Dün gece ajanslara düşen CHP'de olağanüstü toplantı, 6 yaşında evlendirilen çocuk için çıktı. Toplantının sona ermesinden hemen sonra CHP lideri Kemal Kılıçdaroğlu, TBMM'den Adalet Bakanlığı'nın önüne yürüdü.
Ankara'da CHP Lideri Kemal Kılıçdaroğlu, dün akşam saatlerinde TBMM Grubu'nu olağanüstü toplantıya davet etmişti. Olağanüstü toplantının nedeni ise 6 yaşındaki kız çocuğunun evlendirilmesi olduğu ortaya çıktı.
Soruşturma kapsamında bilgi almak için Kemal Kılıçdaroğlu ve beraberindeki heyet Adalet Bakanlığına yürüdü ve Kemal Kılıçdaroğlu Bakanlık önünde açıklamalarda bulundu.
İşte CHP Genel Başkanı Kemal Kılıçdaroğlu'nun açıklamaları:
"Çok öfkeliyim, gıkınız çıkmıyor"
Çok öfkeliyim. Böyle bir haksızlığı, adaletsizliği kimsenin duymasını ve yaşamasını istemem. 6 yaşındaki bir çocuğa sistematik tecavüz edildi. Günlerdir bekliyorum. Acaba ses verecek mi diye. Konu parlamentoda dile getirildiğinde Aile Bakanı '2 yıldır bu meseleyi biliyoruz' diyor. 2 yıldır biliyorsunuz da ne yaptınız? Sistematik bir tecavüz var ve siz bunu 2 yıldır biliyorsunuz, gıkınız çıkmıyor.
Adalet Bakanlığı'nın önündeyiz. Adalet Bakanlığı sessizliğini koruyor. Aile Bakanlığı'nın kimse ne yaptığını bilmiyor. Polislerimiz bu olayları bilmiyor mu? Kim onların önüne engel olarak çıkıyor, kim görevlerini yapmasına engel oluyor? Savcılar hangi gerekçeyle bu dosyaları kapatıyorlar?
"Neden herkes suskunluğunu koruyor"
6 yaşındaki evladımızın uğradığı haksızlık karşısında kimler ısrarla suskunluğunu koruyor? Buraya bu evladımızın sesi olmak için geldim. Adalet istiyor bu kız, bizim evladımız, bizim kızımız. Buradan bu evladımıza seslenmek isterim. 84 milyon insan senin yüreğinle aynı acıyı paylaşıyor. Bu ülkenin sağcısı solcusu, inançlısı inançsızı, güneylisi kuzeylisi kim olursa bu haksızlık karşısında tahammül edemiyor ve öfkeleniyor.
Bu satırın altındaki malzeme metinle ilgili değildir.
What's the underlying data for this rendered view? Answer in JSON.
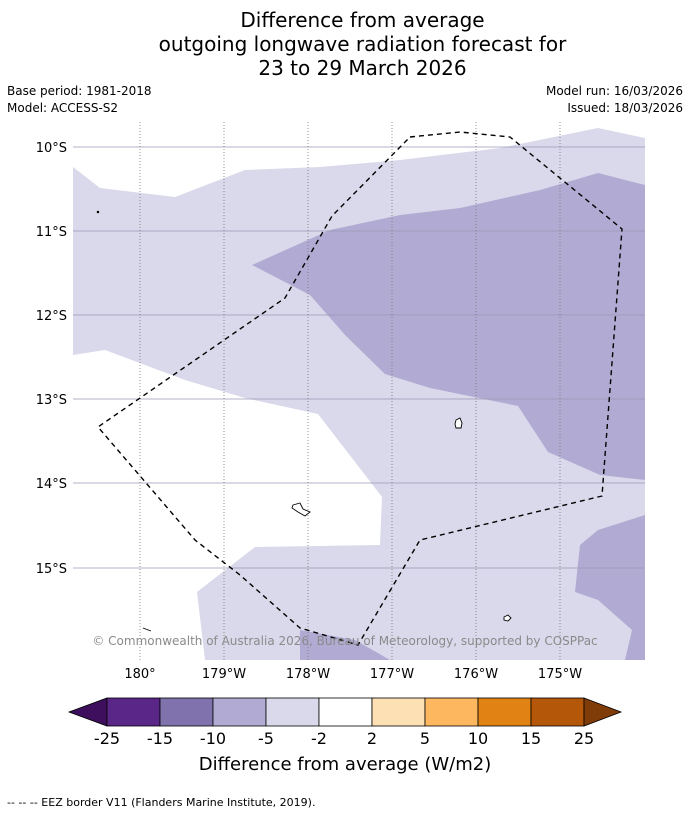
{
  "title": {
    "line1": "Difference from average",
    "line2": "outgoing longwave radiation forecast for",
    "line3": "23 to 29 March 2026"
  },
  "meta": {
    "base_period": "Base period: 1981-2018",
    "model": "Model: ACCESS-S2",
    "model_run": "Model run: 16/03/2026",
    "issued": "Issued: 18/03/2026"
  },
  "map": {
    "lat_labels": [
      "10°S",
      "11°S",
      "12°S",
      "13°S",
      "14°S",
      "15°S"
    ],
    "lon_labels": [
      "180°",
      "179°W",
      "178°W",
      "177°W",
      "176°W",
      "175°W"
    ],
    "copyright": "© Commonwealth of Australia 2026, Bureau of Meteorology, supported by COSPPac"
  },
  "colorbar": {
    "ticks": [
      "-25",
      "-15",
      "-10",
      "-5",
      "-2",
      "2",
      "5",
      "10",
      "15",
      "25"
    ],
    "colors": [
      "#3d0f5c",
      "#5a2687",
      "#8073ad",
      "#b1abd3",
      "#d9d9eb",
      "#ffffff",
      "#fee0b5",
      "#fdb75f",
      "#e08314",
      "#b45709",
      "#7f3b08"
    ],
    "label": "Difference from average (W/m2)"
  },
  "footer": {
    "legend": "--  --  -- EEZ border V11 (Flanders Marine Institute, 2019)."
  }
}
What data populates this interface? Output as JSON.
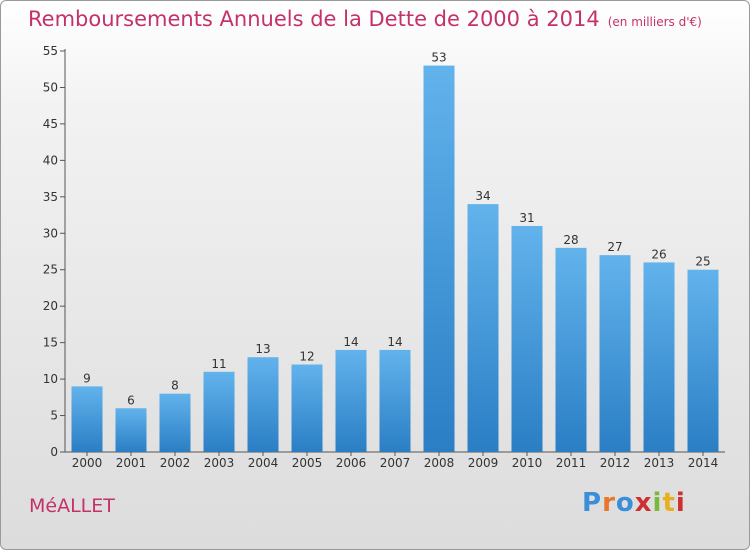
{
  "title": "Remboursements Annuels de la Dette de 2000 à 2014",
  "unit": "(en milliers d'€)",
  "commune": "MéALLET",
  "logo": {
    "text": "Proxiti",
    "colors": [
      "#3a8fd8",
      "#e8772a",
      "#3a8fd8",
      "#cc3030",
      "#7ab83a",
      "#e8b01e",
      "#cc3030"
    ]
  },
  "colors": {
    "bar_top": "#62b3ec",
    "bar_bottom": "#2a7ec4",
    "accent": "#c5316a"
  },
  "chart_data": {
    "type": "bar",
    "categories": [
      "2000",
      "2001",
      "2002",
      "2003",
      "2004",
      "2005",
      "2006",
      "2007",
      "2008",
      "2009",
      "2010",
      "2011",
      "2012",
      "2013",
      "2014"
    ],
    "values": [
      9,
      6,
      8,
      11,
      13,
      12,
      14,
      14,
      53,
      34,
      31,
      28,
      27,
      26,
      25
    ],
    "ylim": [
      0,
      55
    ],
    "yticks": [
      0,
      5,
      10,
      15,
      20,
      25,
      30,
      35,
      40,
      45,
      50,
      55
    ],
    "grid": false,
    "legend": "none"
  }
}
Bizler, hep birlikte bu haksızlığa karşı mücadele etmek zorundayız. Emin olun, bu haksızlığa dayanamıyorum. Biz devletin görev yapmasını istiyoruz, devletin nefes almasını istiyoruz. Adalet istiyoruz. Biz adaletsizlik karşısında susanların dilsiz şeytanlar olduğu bir ülke olmak istemiyoruz. Polisin, savcının elini kolunun bağlanmasını istemiyoruz. Ülkenin bu kadar derdi varken, bu kadar büyük acılar yaşarken siyasal iktidarın görevini yapmaması, devlet aygıtını çalıştırmaması tahammül edebilecek bir durum değildir.
"Devleti yönetemiyorlar, haksızlıkları sindiriyorlar"
'2 yıldır bu meseleyi biliyoruz' demek ne demek? Devlet baskıların altında görev yapamaz. Adalet Bakanlığı'nın önüne gelme nedenim budur, adalet istiyoruz; kızımız, evlatlarımız için adalet istiyoruz."